Comment 1 Bj 2005-07-19 23:11:20 UTC
Indeed (in fact, that's probably a known issue, but I am not sure whether 
someone filed a bug already). We might be able to fix this by upgrading to a 
more recent version of Xerces.
Comment 2 Yves Lafon 2005-07-20 10:10:55 UTC
Xerces version is currently 2.6.2, can you check again?
Comment 3 Bj 2005-07-20 12:05:41 UTC
Okay, it seems this happens if Content-Type:text/html with no charset parameter 
and a BOM. So this is probably the result of how the HTML parser with its XHTML 
sniffing interact with xerces. The Validator might be transcoding to UTF-8 
before it passes the document to Xerces and in a character stream a bom may 
indeed not appear. It seems to work for application/xhtml+xml and text/html 
with a charset parameter in the HTTP header.

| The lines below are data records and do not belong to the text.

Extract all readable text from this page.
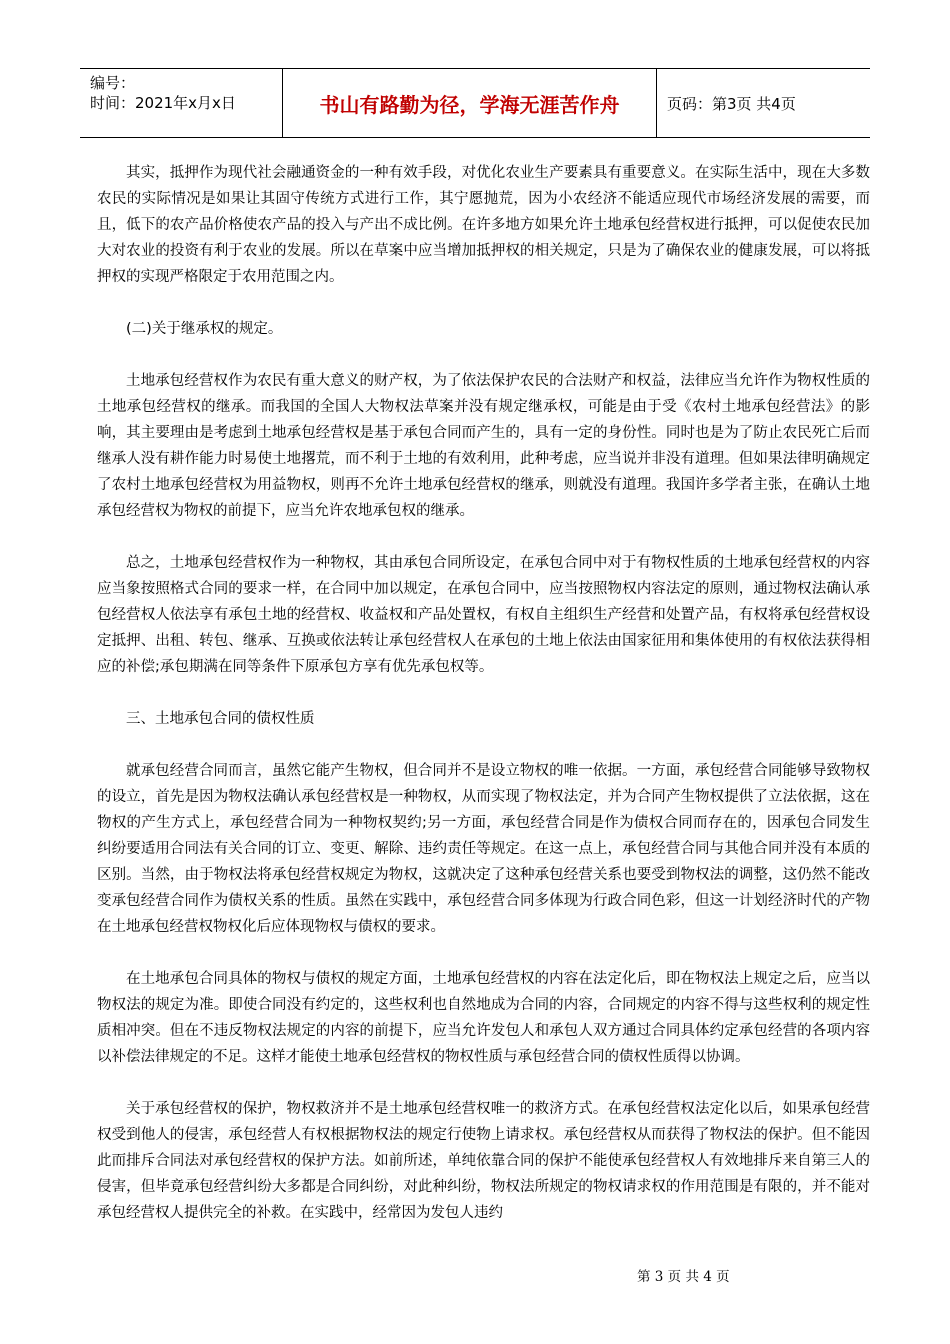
编号：
时间：2021年x月x日	书山有路勤为径，学海无涯苦作舟	页码：第3页 共4页

其实，抵押作为现代社会融通资金的一种有效手段，对优化农业生产要素具有重要意义。在实际生活中，现在大多数农民的实际情况是如果让其固守传统方式进行工作，其宁愿抛荒，因为小农经济不能适应现代市场经济发展的需要，而且，低下的农产品价格使农产品的投入与产出不成比例。在许多地方如果允许土地承包经营权进行抵押，可以促使农民加大对农业的投资有利于农业的发展。所以在草案中应当增加抵押权的相关规定，只是为了确保农业的健康发展，可以将抵押权的实现严格限定于农用范围之内。

(二)关于继承权的规定。

土地承包经营权作为农民有重大意义的财产权，为了依法保护农民的合法财产和权益，法律应当允许作为物权性质的土地承包经营权的继承。而我国的全国人大物权法草案并没有规定继承权，可能是由于受《农村土地承包经营法》的影响，其主要理由是考虑到土地承包经营权是基于承包合同而产生的，具有一定的身份性。同时也是为了防止农民死亡后而继承人没有耕作能力时易使土地撂荒，而不利于土地的有效利用，此种考虑，应当说并非没有道理。但如果法律明确规定了农村土地承包经营权为用益物权，则再不允许土地承包经营权的继承，则就没有道理。我国许多学者主张，在确认土地承包经营权为物权的前提下，应当允许农地承包权的继承。

总之，土地承包经营权作为一种物权，其由承包合同所设定，在承包合同中对于有物权性质的土地承包经营权的内容应当象按照格式合同的要求一样，在合同中加以规定，在承包合同中，应当按照物权内容法定的原则，通过物权法确认承包经营权人依法享有承包土地的经营权、收益权和产品处置权，有权自主组织生产经营和处置产品，有权将承包经营权设定抵押、出租、转包、继承、互换或依法转让承包经营权人在承包的土地上依法由国家征用和集体使用的有权依法获得相应的补偿;承包期满在同等条件下原承包方享有优先承包权等。

三、土地承包合同的债权性质

就承包经营合同而言，虽然它能产生物权，但合同并不是设立物权的唯一依据。一方面，承包经营合同能够导致物权的设立，首先是因为物权法确认承包经营权是一种物权，从而实现了物权法定，并为合同产生物权提供了立法依据，这在物权的产生方式上，承包经营合同为一种物权契约;另一方面，承包经营合同是作为债权合同而存在的，因承包合同发生纠纷要适用合同法有关合同的订立、变更、解除、违约责任等规定。在这一点上，承包经营合同与其他合同并没有本质的区别。当然，由于物权法将承包经营权规定为物权，这就决定了这种承包经营关系也要受到物权法的调整，这仍然不能改变承包经营合同作为债权关系的性质。虽然在实践中，承包经营合同多体现为行政合同色彩，但这一计划经济时代的产物在土地承包经营权物权化后应体现物权与债权的要求。

在土地承包合同具体的物权与债权的规定方面，土地承包经营权的内容在法定化后，即在物权法上规定之后，应当以物权法的规定为准。即使合同没有约定的，这些权利也自然地成为合同的内容，合同规定的内容不得与这些权利的规定性质相冲突。但在不违反物权法规定的内容的前提下，应当允许发包人和承包人双方通过合同具体约定承包经营的各项内容以补偿法律规定的不足。这样才能使土地承包经营权的物权性质与承包经营合同的债权性质得以协调。

关于承包经营权的保护，物权救济并不是土地承包经营权唯一的救济方式。在承包经营权法定化以后，如果承包经营权受到他人的侵害，承包经营人有权根据物权法的规定行使物上请求权。承包经营权从而获得了物权法的保护。但不能因此而排斥合同法对承包经营权的保护方法。如前所述，单纯依靠合同的保护不能使承包经营权人有效地排斥来自第三人的侵害，但毕竟承包经营纠纷大多都是合同纠纷，对此种纠纷，物权法所规定的物权请求权的作用范围是有限的，并不能对承包经营权人提供完全的补救。在实践中，经常因为发包人违约

第 3 页 共 4 页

Comment 4 Cory Nelson 2005-07-20 13:14:12 UTC
that did it - declared it as utf-8 in the http header and it now works.
Comment 5 Yves Lafon 2005-07-22 10:13:10 UTC
(In reply to comment #3)
> Okay, it seems this happens if Content-Type:text/html with no charset parameter 
> and a BOM. So this is probably the result of how the HTML parser with its XHTML 
> sniffing interact with xerces. The Validator might be transcoding to UTF-8 
> before it passes the document to Xerces and in a character stream a bom may 
> indeed not appear. It seems to work for application/xhtml+xml and text/html 
> with a charset parameter in the HTTP header.

The current code does this
if the mime type has a charset parameter use it,
if not, then if the mime type is text/html -> use iso-8859-1
Comment 6 Olivier Thereaux 2007-02-09 17:45:50 UTC
changing URL to be test case on i18n web site
Comment 7 Olivier Thereaux 2007-06-28 00:43:13 UTC
switching to tagsoup library as html parser has made this issue moot.
(there are still issues with BOM-toting CSS files, but will open another bug for them)